À l’heure où les projecteurs du football mondial s’apprêtent à s’allumer sur l’Amérique du Nord, le Gabon savoure déjà une victoire symbolique de grande portée. Le président Brice Clotaire Oligui Nguema a reçu dimanche les trois arbitres gabonais sélectionnés par la FIFA pour officier lors de la Coupe du monde 2026, consacrant ainsi une avancée sans précédent pour le sport national.

La délégation, conduite par le président de la Fédération gabonaise de football, Pierre Alain Mounguengui, réunissait Pierre Ghislain Atcho, arbitre central, ainsi que Boris Marlaise Ditsogho et Bamos Abeigne Ndong comme arbitres assistants. Leur désignation intervient après plusieurs années de présence remarquée dans les compétitions organisées par la Confédération africaine de football et la FIFA. Cette reconnaissance confirme la montée en puissance de l’arbitrage gabonais sur la scène internationale.

Face à ses invités, le chef de l’État a souligné la portée nationale de cet accomplissement. Selon lui, la sélection de ces trois officiels démontre que le Gabon dispose de ressources humaines capables de rivaliser avec les meilleurs standards mondiaux. Au-delà de l’honneur personnel qui leur est accordé, leur présence au Mondial constitue une vitrine exceptionnelle pour le pays tout entier.

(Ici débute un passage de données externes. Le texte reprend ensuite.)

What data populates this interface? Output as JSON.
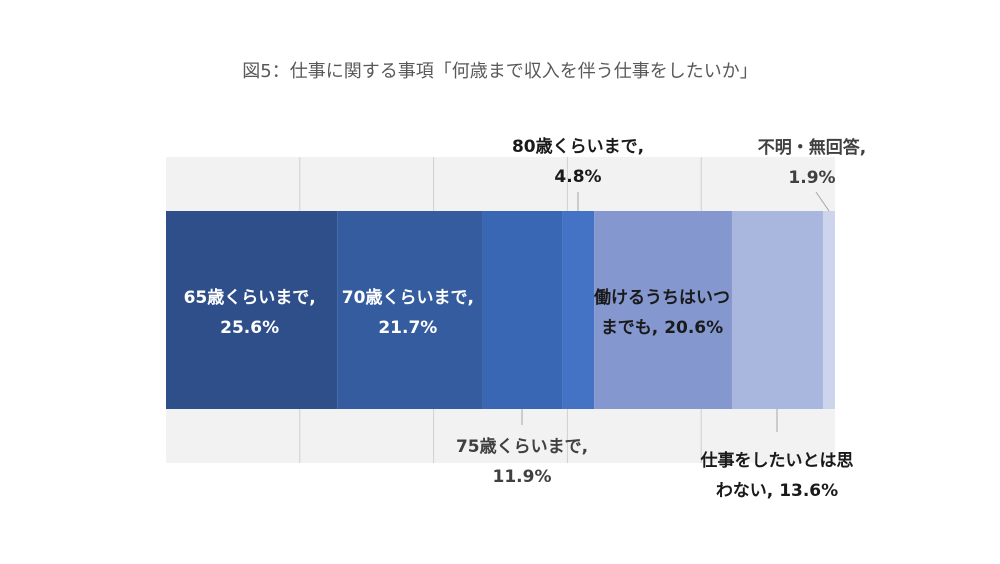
{
  "chart_data": {
    "type": "bar",
    "orientation": "horizontal-stacked-100",
    "title": "図5：仕事に関する事項「何歳まで収入を伴う仕事をしたいか」",
    "xlim": [
      0,
      100
    ],
    "grid": true,
    "segments": [
      {
        "name": "65歳くらいまで",
        "value": 25.6,
        "color": "#2f4f8a",
        "label_lines": [
          "65歳くらいまで,",
          "25.6%"
        ]
      },
      {
        "name": "70歳くらいまで",
        "value": 21.7,
        "color": "#345c9e",
        "label_lines": [
          "70歳くらいまで,",
          "21.7%"
        ]
      },
      {
        "name": "75歳くらいまで",
        "value": 11.9,
        "color": "#3a67b3",
        "label_lines": [
          "75歳くらいまで,",
          "11.9%"
        ]
      },
      {
        "name": "80歳くらいまで",
        "value": 4.8,
        "color": "#4472c4",
        "label_lines": [
          "80歳くらいまで,",
          "4.8%"
        ]
      },
      {
        "name": "働けるうちはいつまでも",
        "value": 20.6,
        "color": "#8497cf",
        "label_lines": [
          "働けるうちはいつ",
          "までも, 20.6%"
        ]
      },
      {
        "name": "仕事をしたいとは思わない",
        "value": 13.6,
        "color": "#a9b7de",
        "label_lines": [
          "仕事をしたいとは思",
          "わない, 13.6%"
        ]
      },
      {
        "name": "不明・無回答",
        "value": 1.9,
        "color": "#cdd5ec",
        "label_lines": [
          "不明・無回答,",
          "1.9%"
        ]
      }
    ]
  }
}
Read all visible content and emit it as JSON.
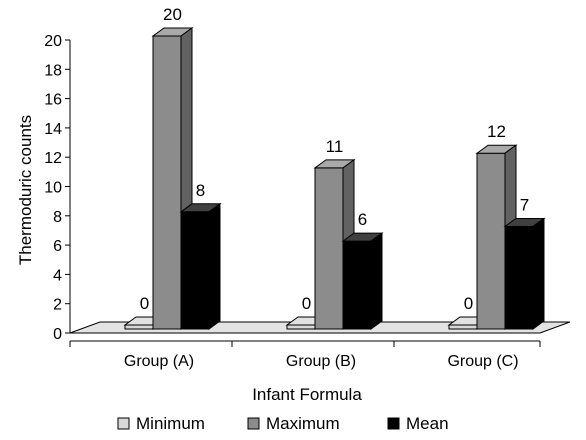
{
  "chart_data": {
    "type": "bar",
    "title": "",
    "xlabel": "Infant Formula",
    "ylabel": "Thermoduric counts",
    "categories": [
      "Group (A)",
      "Group (B)",
      "Group (C)"
    ],
    "series": [
      {
        "name": "Minimum",
        "values": [
          0,
          0,
          0
        ],
        "color": "#d8d8d8"
      },
      {
        "name": "Maximum",
        "values": [
          20,
          11,
          12
        ],
        "color": "#8c8c8c"
      },
      {
        "name": "Mean",
        "values": [
          8,
          6,
          7
        ],
        "color": "#000000"
      }
    ],
    "ylim": [
      0,
      20
    ],
    "yticks": [
      0,
      2,
      4,
      6,
      8,
      10,
      12,
      14,
      16,
      18,
      20
    ],
    "data_labels": true,
    "style": "3d-column",
    "floor_color": "#e3e3e3",
    "grid": false,
    "legend_position": "bottom"
  }
}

Cette rencontre s’inscrit également dans une stratégie plus large portée par les autorités gabonaises. Depuis plusieurs mois, le sport est présenté comme un outil de cohésion sociale, d’insertion de la jeunesse et de rayonnement international. Les investissements annoncés dans les infrastructures et la formation sportive visent à construire un environnement susceptible de produire davantage de talents capables de s’illustrer au plus haut niveau.

Alors que 48 nations participeront à cette Coupe du monde élargie, le Gabon sera absent de la compétition en tant qu’équipe nationale mais bien présent à travers son corps arbitral. Une réalité qui illustre une autre facette du développement du football africain : celle des compétences techniques et institutionnelles qui permettent au continent de renforcer son influence dans la gouvernance et l’encadrement du sport mondial.